Isolated central hypothyroidism, due to deficient TSH secretion causes low levels of thyroid hormones. Collu et al reported a 9 year old boy who had complete absence of TSH and PRL responses to TRH36. They detected a 9-bp deletion of nucleotides 343 to 351of the TRHR gene, leading to the deletion of amino acid residues 115-117 (Ser-Ile-Thr) and a G to A transition encoding an Ala118Thr substitution. The maternal allele had a C to T transition resulting in an Arg17Ter mutation (OMIM 188545). Mutated TSH receptors were unable to bind TRH and to activate total inositol phosphate accumulation and the authors concluded that they were naturally occurring inactivating mutations of a G protein-coupled receptor linked to the phospholipase C second-messenger pathway (see fig. 2).

Thyroid-stimulating hormone (TSH) deficiency

TSH is also called thyrotropin.
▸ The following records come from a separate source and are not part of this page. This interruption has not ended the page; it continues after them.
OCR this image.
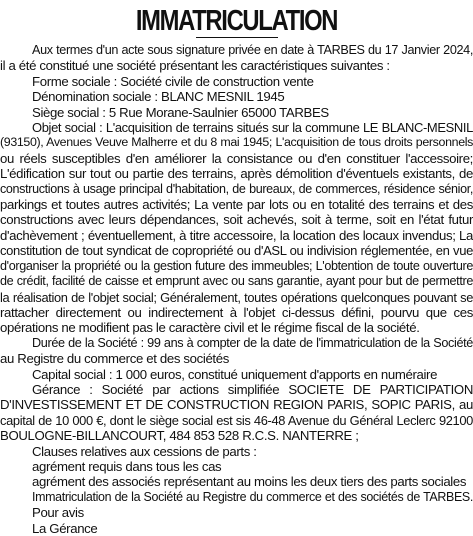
IMMATRICULATION
Aux termes d'un acte sous signature privée en date à TARBES du 17 Janvier 2024,
il a été constitué une société présentant les caractéristiques suivantes :
Forme sociale : Société civile de construction vente
Dénomination sociale : BLANC MESNIL 1945
Siège social : 5 Rue Morane-Saulnier 65000 TARBES
Objet social : L'acquisition de terrains situés sur la commune LE BLANC-MESNIL
(93150), Avenues Veuve Malherre et du 8 mai 1945; L'acquisition de tous droits personnels
ou réels susceptibles d'en améliorer la consistance ou d'en constituer l'accessoire;
L'édification sur tout ou partie des terrains, après démolition d'éventuels existants, de
constructions à usage principal d'habitation, de bureaux, de commerces, résidence sénior,
parkings et toutes autres activités; La vente par lots ou en totalité des terrains et des
constructions avec leurs dépendances, soit achevés, soit à terme, soit en l'état futur
d'achèvement ; éventuellement, à titre accessoire, la location des locaux invendus; La
constitution de tout syndicat de copropriété ou d'ASL ou indivision réglementée, en vue
d'organiser la propriété ou la gestion future des immeubles; L'obtention de toute ouverture
de crédit, facilité de caisse et emprunt avec ou sans garantie, ayant pour but de permettre
la réalisation de l'objet social; Généralement, toutes opérations quelconques pouvant se
rattacher directement ou indirectement à l'objet ci-dessus défini, pourvu que ces
opérations ne modifient pas le caractère civil et le régime fiscal de la société.
Durée de la Société : 99 ans à compter de la date de l'immatriculation de la Société
au Registre du commerce et des sociétés
Capital social : 1 000 euros, constitué uniquement d'apports en numéraire
Gérance : Société par actions simplifiée SOCIETE DE PARTICIPATION
D'INVESTISSEMENT ET DE CONSTRUCTION REGION PARIS, SOPIC PARIS, au
capital de 10 000 €, dont le siège social est sis 46-48 Avenue du Général Leclerc 92100
BOULOGNE-BILLANCOURT, 484 853 528 R.C.S. NANTERRE ;
Clauses relatives aux cessions de parts :
agrément requis dans tous les cas
agrément des associés représentant au moins les deux tiers des parts sociales
Immatriculation de la Société au Registre du commerce et des sociétés de TARBES.
Pour avis
La Gérance
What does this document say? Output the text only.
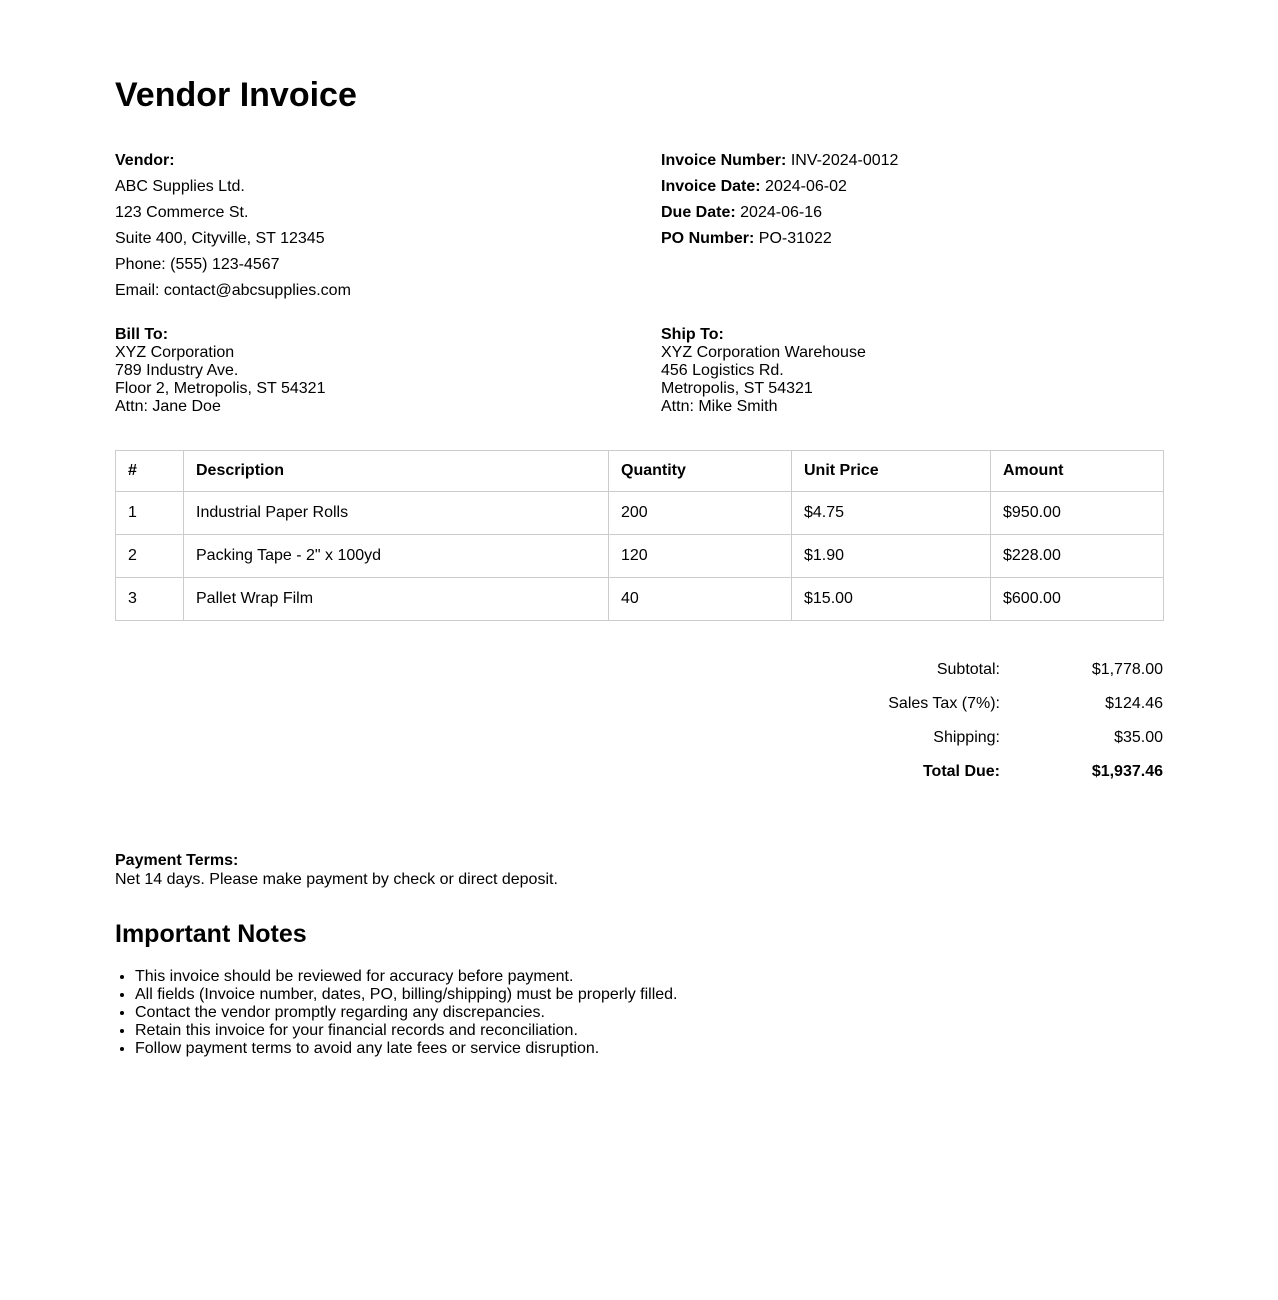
Vendor Invoice
Vendor:
ABC Supplies Ltd.
123 Commerce St.
Suite 400, Cityville, ST 12345
Phone: (555) 123-4567
Email: contact@abcsupplies.com
Invoice Number: INV-2024-0012
Invoice Date: 2024-06-02
Due Date: 2024-06-16
PO Number: PO-31022
Bill To:
XYZ Corporation
789 Industry Ave.
Floor 2, Metropolis, ST 54321
Attn: Jane Doe
Ship To:
XYZ Corporation Warehouse
456 Logistics Rd.
Metropolis, ST 54321
Attn: Mike Smith
#	Description	Quantity	Unit Price	Amount
1	Industrial Paper Rolls	200	$4.75	$950.00
2	Packing Tape - 2" x 100yd	120	$1.90	$228.00
3	Pallet Wrap Film	40	$15.00	$600.00
Subtotal:	$1,778.00
Sales Tax (7%):	$124.46
Shipping:	$35.00
Total Due:	$1,937.46
Payment Terms:
Net 14 days. Please make payment by check or direct deposit.
Important Notes
• This invoice should be reviewed for accuracy before payment.
• All fields (Invoice number, dates, PO, billing/shipping) must be properly filled.
• Contact the vendor promptly regarding any discrepancies.
• Retain this invoice for your financial records and reconciliation.
• Follow payment terms to avoid any late fees or service disruption.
In a family with 2 affected sisters born of consanguineous parents, Hayashizaki et al found homozygosity for a G to A transition in exon 2 in codon 29 of the TSH-beta subunit37. This transition encoded a Gly29Arg substitution in the center of the so-called CAGYC region, which represents an amino acid sequence conserved among all known glycoprotein hormone beta subunits (OMIM 188540).

Thyroid-stimulating hormone receptor (TSHR) deficiency

Trulzsch et al described a database of TSHR mutations that includes a summary of mutations identified and the variety of clinical phenotypes associated with the different mutations38. These include activating mutations in toxic thyroid nodules, germline mutations as the cause of sporadic and familial nonautoimmune autosomal dominant hyperthyroidism and inactivating mutations associated with inherited TSH insensitivity or hypothyroidism (see OMIM 603372).

Pendred syndrome (PDS)

PDS is an autosomal recessive disorder associated with developmental abnormalities of the cochlea, sensorineural hearing loss, and diffuse thyroid enlargement (goiter). PDS is caused by mutations in the SLC26A4 gene (see OMIM 605646).